I got up at 5AM, and had everything packed up before the rain started. And rain it did, all day long. I looked for a picnic shelter at the state park, but it had partially collapsed and didn’t look safe, so I had a little breakfast picnic on the covered front porch of what might have been the arts & crafts building (it was the only place I could light the stove).
The 18 miles into Memphis saw traffic gradually pick up, although I was pleased to see the major arterial roads mostly had signed and striped bicycle lanes. I rolled by Cafe Eclectic and decided it’s always time for second breakfast. I had a bacon-egg-cheese croissant, and buckwheat pancakes. Inside I was seated at the bar, next to a guy named Jeff who started asking about my bike, my trip, etc, and said that his brother, for whom he was waiting, was also a cyclist, and would likely be able to recommend a place to stay in Memphis.
When Gary, Jeff”s brother, showed up, he recommended the Pilgrim Hose Hostel. I emailed them as instructed and headed into the rain in search of a bike shop to replace my fraying front dérailleur cable. The closest bike shop, according to my GPS, was Midtown Bike, supposedly near the hostel. Unfortunately the GPS’ map is out of date: Midtown Bike Co. had since moved (to downtown I later learned), so I set off in search of the the next closest bike shop: Peddler Bike Shop.
Peddler was open, and I was able install a new front dérailleur cable and get another bottle of chain lube (I should have filled mine before I left). While I had the bike in the stand I inspected my rear tire boot job, and discovered I needed a new rear tire, too.
The boot, while keeping the tube from blowing, wasn’t enough to keep the tire sidewall from bulging in a threatening manner. Clearly I wasn’t going to put any more fully-loaded miles on it than I had to.
While I was there, the owner, Hal, also recommended the Pilgrim House Hostel. Giles, one of the mechanics, said they had space in their house, and having not heard back from the hostel, I accepted.

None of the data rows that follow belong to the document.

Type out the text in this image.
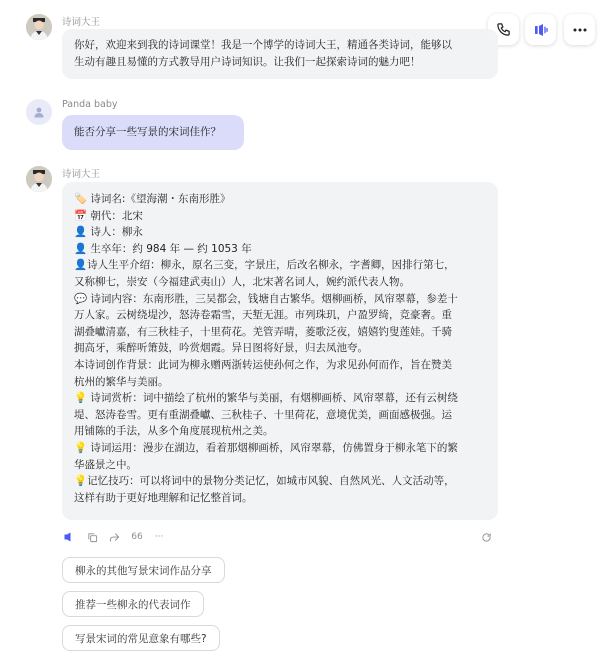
诗词大王
你好，欢迎来到我的诗词课堂！我是一个博学的诗词大王，精通各类诗词，能够以
生动有趣且易懂的方式教导用户诗词知识。让我们一起探索诗词的魅力吧！
Panda baby
能否分享一些写景的宋词佳作？
诗词大王
🏷️ 诗词名:《望海潮・东南形胜》
📅 朝代：北宋
👤 诗人：柳永
👤 生卒年：约 984 年 — 约 1053 年
👤诗人生平介绍：柳永，原名三变，字景庄，后改名柳永，字耆卿，因排行第七，
又称柳七，崇安（今福建武夷山）人，北宋著名词人，婉约派代表人物。
💬 诗词内容：东南形胜，三吴都会，钱塘自古繁华。烟柳画桥，风帘翠幕，参差十
万人家。云树绕堤沙，怒涛卷霜雪，天堑无涯。市列珠玑，户盈罗绮，竞豪奢。重
湖叠巘清嘉，有三秋桂子，十里荷花。羌管弄晴，菱歌泛夜，嬉嬉钓叟莲娃。千骑
拥高牙，乘醉听箫鼓，吟赏烟霞。异日图将好景，归去凤池夸。
本诗词创作背景：此词为柳永赠两浙转运使孙何之作，为求见孙何而作，旨在赞美
杭州的繁华与美丽。
💡 诗词赏析：词中描绘了杭州的繁华与美丽，有烟柳画桥、风帘翠幕，还有云树绕
堤、怒涛卷雪。更有重湖叠巘、三秋桂子、十里荷花，意境优美，画面感极强。运
用铺陈的手法，从多个角度展现杭州之美。
💡 诗词运用：漫步在湖边，看着那烟柳画桥，风帘翠幕，仿佛置身于柳永笔下的繁
华盛景之中。
💡记忆技巧：可以将词中的景物分类记忆，如城市风貌、自然风光、人文活动等，
这样有助于更好地理解和记忆整首词。
66 ···
柳永的其他写景宋词作品分享
推荐一些柳永的代表词作
写景宋词的常见意象有哪些?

From there I went to Garibaldi’s Pizza, where Allyson, one of Giles’ hose-mates worked. I put away a (thin crust) 14-inch Chicken-Alfredo-Spinach pizza, to much amazement. (If it had been a thick-crust pizza I would have had to scale it down a bit.)

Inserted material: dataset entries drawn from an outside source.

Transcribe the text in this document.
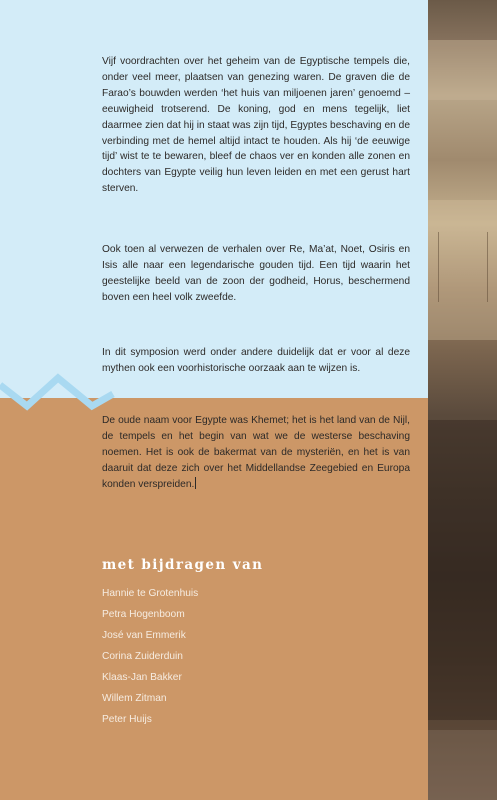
Vijf voordrachten over het geheim van de Egyptische tempels die, onder veel meer, plaatsen van genezing waren. De graven die de Farao’s bouwden werden ‘het huis van miljoenen jaren’ genoemd – eeuwigheid trotserend. De koning, god en mens tegelijk, liet daarmee zien dat hij in staat was zijn tijd, Egyptes beschaving en de verbinding met de hemel altijd intact te houden. Als hij ‘de eeuwige tijd’ wist te te bewaren, bleef de chaos ver en konden alle zonen en dochters van Egypte veilig hun leven leiden en met een gerust hart sterven.

Ook toen al verwezen de verhalen over Re, Ma’at, Noet, Osiris en Isis alle naar een legendarische gouden tijd. Een tijd waarin het geestelijke beeld van de zoon der godheid, Horus, beschermend boven een heel volk zweefde.

In dit symposion werd onder andere duidelijk dat er voor al deze mythen ook een voorhistorische oorzaak aan te wijzen is.

De oude naam voor Egypte was Khemet; het is het land van de Nijl, de tempels en het begin van wat we de westerse beschaving noemen. Het is ook de bakermat van de mysteriën, en het is van daaruit dat deze zich over het Middellandse Zeegebied en Europa konden verspreiden.

met bijdragen van
Hannie te Grotenhuis
Petra Hogenboom
José van Emmerik
Corina Zuiderduin
Klaas-Jan Bakker
Willem Zitman
Peter Huijs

After that I headed for Giles’ place: DeCleyre House. It’s an interesting place: an old building that’s sporting lots of crazy additions, so the place is like a maze, has a huge private library, a constantly evolving set of murals on the walls, and is populated with aspiring artists and other cool people like that. Very welcoming. Naturally they’re hip to the whole car-free lifestyle thing, and they’ve hosted a number of touring cyclists over the years.
Hanging out in Memphis TN
Since Marathon Supreme’s are a hard-to-find a specialty item, I had a few days to check out Memphis. I first headed to Brother Juniper’s for second breakfast, where I tried a gyro omelet and cheesy grits. I liked the omelet. Grits might be a taste I’ll have to acquire.
One exhibit that caught my eye was “how to make a shrunken head”; somehow it made me think of my cousin Justin (you’d have to have grown up with him to appreciate why).
For lunch I heeded a locals’ recommendation and headed for Central B-B-Q, where I had a pulled pork sandwich, with coleslaw inside, and a New Belgium Brewing “Snow Day” stout.
Dinner was at RP Tracks, a typical college bar, where I had the 1/2 pound “RP Burger” with bacon and Gouda, and steak fries. And another New Belgium Brewing “Snow Day” stout.
After two very full days I retired to DeCleyre House for an early evening.